It is hoped that teachers will be able to generalise the tasks to other mathematics topic areas and use them as models to generate their own exemplars.
The rich tasks require a relatively short time to administer. Teachers should be able to incorporate them easily into their regular mathematics programme. The tasks give students opportunities to perform at a number of levels.
Number
Fractions
In responding to the tasks in this exemplar set, students move from identifying and stating the fractions of regions, to comparing fractions, and then to understanding the link between fractions and decimals.
This topic was chosen because the understanding and use of fractions is an identified area of weakness in the achievement of New Zealand students. It is particularly important for teachers to assess their students' understanding of fractions and to help them move to the next level.
Fractions are important in relation to at least two further basic areas of the curriculum: probability and algebra. Knowledge of fractions is required before students can begin to work on numerical probability problems. As students' algebraic skills develop, they need to use "algebra" fractions in certain manipulations in order to solve equations.
Number strategies
The tasks in this set display the mental strategies that students use to solve number problems. In responding to the tasks in this exemplar set, students move from a single-digit addition problem that can be solved by a counting-from-one strategy, to a ratio problem that they might solve using an advanced proportional part-whole strategy.
This set of exemplars was chosen to build on work in the Numeracy Professional Development Projects and link it to the New Zealand Curriculum Exemplars Project.
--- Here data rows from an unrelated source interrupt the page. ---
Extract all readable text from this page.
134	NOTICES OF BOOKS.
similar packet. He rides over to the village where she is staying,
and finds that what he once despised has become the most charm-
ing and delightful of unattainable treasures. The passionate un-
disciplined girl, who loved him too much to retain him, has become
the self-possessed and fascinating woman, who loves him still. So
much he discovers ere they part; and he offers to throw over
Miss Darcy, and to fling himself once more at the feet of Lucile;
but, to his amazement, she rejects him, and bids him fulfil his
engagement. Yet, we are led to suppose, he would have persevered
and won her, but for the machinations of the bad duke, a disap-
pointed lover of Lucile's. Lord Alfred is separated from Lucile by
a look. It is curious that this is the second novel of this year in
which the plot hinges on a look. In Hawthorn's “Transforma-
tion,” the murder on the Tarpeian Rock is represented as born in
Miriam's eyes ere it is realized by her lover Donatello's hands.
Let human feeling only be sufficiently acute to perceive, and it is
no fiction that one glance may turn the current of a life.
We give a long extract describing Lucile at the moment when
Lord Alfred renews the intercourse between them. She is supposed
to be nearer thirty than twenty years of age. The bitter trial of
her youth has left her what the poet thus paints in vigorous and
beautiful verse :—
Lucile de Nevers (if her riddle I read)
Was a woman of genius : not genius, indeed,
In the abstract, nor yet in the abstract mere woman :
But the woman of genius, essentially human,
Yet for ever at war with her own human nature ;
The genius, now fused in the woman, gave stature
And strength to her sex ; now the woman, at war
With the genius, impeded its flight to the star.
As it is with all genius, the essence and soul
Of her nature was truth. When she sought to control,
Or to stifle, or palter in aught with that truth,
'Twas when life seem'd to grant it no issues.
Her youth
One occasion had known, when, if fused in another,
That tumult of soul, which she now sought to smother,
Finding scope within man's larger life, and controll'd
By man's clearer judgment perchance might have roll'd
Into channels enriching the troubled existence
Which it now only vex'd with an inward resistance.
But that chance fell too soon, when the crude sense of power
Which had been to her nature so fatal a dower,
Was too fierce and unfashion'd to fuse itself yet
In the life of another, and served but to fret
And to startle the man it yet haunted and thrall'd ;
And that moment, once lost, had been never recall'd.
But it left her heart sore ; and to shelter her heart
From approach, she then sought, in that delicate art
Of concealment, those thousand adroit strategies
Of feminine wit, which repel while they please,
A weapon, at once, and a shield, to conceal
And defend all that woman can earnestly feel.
The drawing together of these major projects in the number strategy exemplars may help teachers to better understand the relationship between two important government numeracy initiatives.
Measurement
Measuring
A simple question (or task) was chosen for this progression: "Will the table fit through the door?"
Although the specific focus in this task is length, the task and the principle it embodies can be transferred to other aspects of measurement. The same progression: direct comparison, indirect comparison, non-standard units, standard units, flexibility, is also applicable in two and three dimensions to measuring areas and volumes. It can also be applied to measuring weights and, to a lesser extent, to measuring time and temperature.
Geometry
Tessellations
The geometry task is based on tessellating shapes. Students are asked which of a variety of shapes tessellate and why. At level 1, students recognise basic shapes and how they do or do not fit together. At level 5, students are able to find the interior angles of polygons to determine whether particular angles are divisors of 360 degrees.
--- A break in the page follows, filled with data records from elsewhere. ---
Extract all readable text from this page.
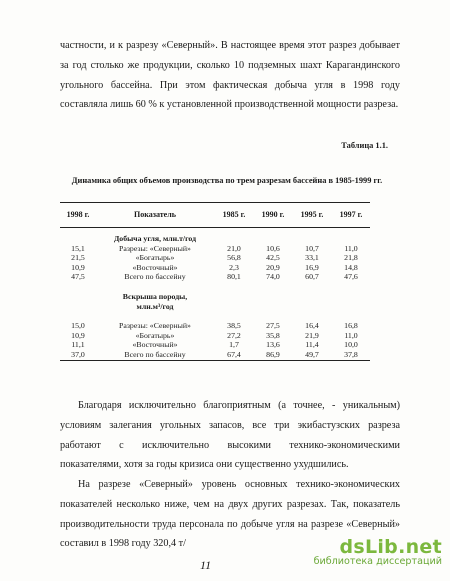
частности, и к разрезу «Северный». В настоящее время этот разрез добывает за год столько же продукции, сколько 10 подземных шахт Карагандинского угольного бассейна. При этом фактическая добыча угля в 1998 году составляла лишь 60 % к установленной производственной мощности разреза.
Таблица 1.1.
Динамика общих объемов производства по трем разрезам бассейна в 1985-1999 гг.
1998 г.	Показатель	1985 г.	1990 г.	1995 г.	1997 г.
	Добыча угля, млн.т/год				
15,1	Разрезы: «Северный»	21,0	10,6	10,7	11,0
21,5	«Богатырь»	56,8	42,5	33,1	21,8
10,9	«Восточный»	2,3	20,9	16,9	14,8
47,5	Всего по бассейну	80,1	74,0	60,7	47,6

	Вскрыша породы,
млн.м³/год				

15,0	Разрезы: «Северный»	38,5	27,5	16,4	16,8
10,9	«Богатырь»	27,2	35,8	21,9	11,0
11,1	«Восточный»	1,7	13,6	11,4	10,0
37,0	Всего по бассейну	67,4	86,9	49,7	37,8
Благодаря исключительно благоприятным (а точнее, - уникальным) условиям залегания угольных запасов, все три экибастузских разреза работают с исключительно высокими технико-экономическими показателями, хотя за годы кризиса они существенно ухудшились.
На разрезе «Северный» уровень основных технико-экономических показателей несколько ниже, чем на двух других разрезах. Так, показатель производительности труда персонала по добыче угля на разрезе «Северный» составил в 1998 году 320,4 т/
11
dsLib.net
библиотека диссертаций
The topic of tessellations was selected because it allows teachers to use a simple task and situation to determine a wide range of geometrical knowledge.
Algebra
Exploring patterns
The task in this progression is based on a relatively sophisticated pattern involving red and blue counters. Students move from finding the next element in the pattern to using an algebraic equation to solve a variety of problems related to that pattern.
The task in this progression is sufficiently complex that all five curriculum levels can be illustrated; indeed, level 5, in this exemplar set only, is divided into two sublevels: 5i and 5ii. This exemplar set also shows students progressing from manipulation of whole numbers to the use of algebraic symbols and equations. This is an important transition for teachers to understand. It shows them that a student's proficiency in number and number strategies is a precursor to algebraic thinking.
Statistics
Data display
The increasingly difficult versions of the task in this exemplar set generate a range of methods for displaying data, from pictograms to stem-and-leaf graphs and box-and-whisker plots.
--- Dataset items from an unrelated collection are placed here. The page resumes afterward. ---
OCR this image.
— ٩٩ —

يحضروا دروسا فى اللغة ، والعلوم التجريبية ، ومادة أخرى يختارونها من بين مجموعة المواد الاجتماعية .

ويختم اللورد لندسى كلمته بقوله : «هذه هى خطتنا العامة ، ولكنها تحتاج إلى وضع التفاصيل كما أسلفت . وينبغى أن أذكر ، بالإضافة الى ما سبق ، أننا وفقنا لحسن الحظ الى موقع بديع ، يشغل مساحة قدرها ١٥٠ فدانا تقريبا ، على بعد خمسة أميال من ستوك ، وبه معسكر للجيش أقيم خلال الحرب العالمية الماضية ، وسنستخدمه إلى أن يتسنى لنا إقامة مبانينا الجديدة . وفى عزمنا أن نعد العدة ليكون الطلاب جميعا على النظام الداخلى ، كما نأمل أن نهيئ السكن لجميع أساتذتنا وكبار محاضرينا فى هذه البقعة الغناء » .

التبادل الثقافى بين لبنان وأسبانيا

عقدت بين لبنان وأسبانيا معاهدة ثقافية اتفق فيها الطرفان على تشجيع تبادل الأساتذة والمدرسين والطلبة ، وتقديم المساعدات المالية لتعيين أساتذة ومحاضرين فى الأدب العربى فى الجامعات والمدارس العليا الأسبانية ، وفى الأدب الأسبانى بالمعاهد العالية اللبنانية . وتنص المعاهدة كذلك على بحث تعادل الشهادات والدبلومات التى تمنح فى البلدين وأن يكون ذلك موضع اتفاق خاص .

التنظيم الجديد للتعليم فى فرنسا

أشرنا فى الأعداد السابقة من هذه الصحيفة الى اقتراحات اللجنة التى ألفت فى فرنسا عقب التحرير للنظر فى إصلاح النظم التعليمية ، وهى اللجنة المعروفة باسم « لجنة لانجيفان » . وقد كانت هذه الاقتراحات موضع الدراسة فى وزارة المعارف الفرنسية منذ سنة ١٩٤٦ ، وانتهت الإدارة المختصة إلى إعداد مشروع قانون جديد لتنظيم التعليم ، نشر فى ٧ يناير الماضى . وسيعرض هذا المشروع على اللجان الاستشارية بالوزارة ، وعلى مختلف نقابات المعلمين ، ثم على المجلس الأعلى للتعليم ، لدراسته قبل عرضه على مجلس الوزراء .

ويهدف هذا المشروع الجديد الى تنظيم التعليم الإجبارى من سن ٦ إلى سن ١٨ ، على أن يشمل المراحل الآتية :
This topic was chosen because of its importance to modern society. Data is presented in every area of the media in a variety of formats and displays. In this century, everyone needs to be able to scan and understand data displays in order to make good sense of the many arguments and debates in the media or in other reading or studies.
Generation or interpretation of data displays is an important aspect of study in other essential learning areas.
Probability
The core task in the probability exemplar set involves the chance of drawing a red or a blue ball from buckets, each of which contains a different combination of these colours. The task is expressed in increasingly complex versions to elicit a student's position in the progression. At level 1/2, the student understands and can express simple ideas of chance, using terms such as "certain", "possible", or "impossible". The student at level 5 is able to understand more complicated ideas of probability and express them by using, for example, probability trees.
International research has demonstrated that the concept of probability is difficult for students to learn and for teachers to teach. The average person has a poor understanding of all aspects of probability, yet probability is important in the everyday world. Probability applications include estimating and making choices about whether or not to do something in given circumstances. Applications range from deciding whether to buy a raffle ticket, to an insurance actuary's job of determining the likelihood of (mainly catastrophic) events and setting premiums accordingly.
The topic of probability was chosen in the hope that a better understanding in the classroom will encourage the use of probability applications in daily life and raise public understanding of this important concept.
Using the exemplars
Teachers are likely to use the exemplars:
- with whole classes, groups, or individuals to illustrate the big ideas of mathematics and to inform assessment practices
- as models to draw students' attention to important features of their work
- as a scaffold to support student learning in areas of difficulty
- to help inform parents, board members, and principals about what students are achieving in mathematics, how they are progressing, and what their next learning steps will be.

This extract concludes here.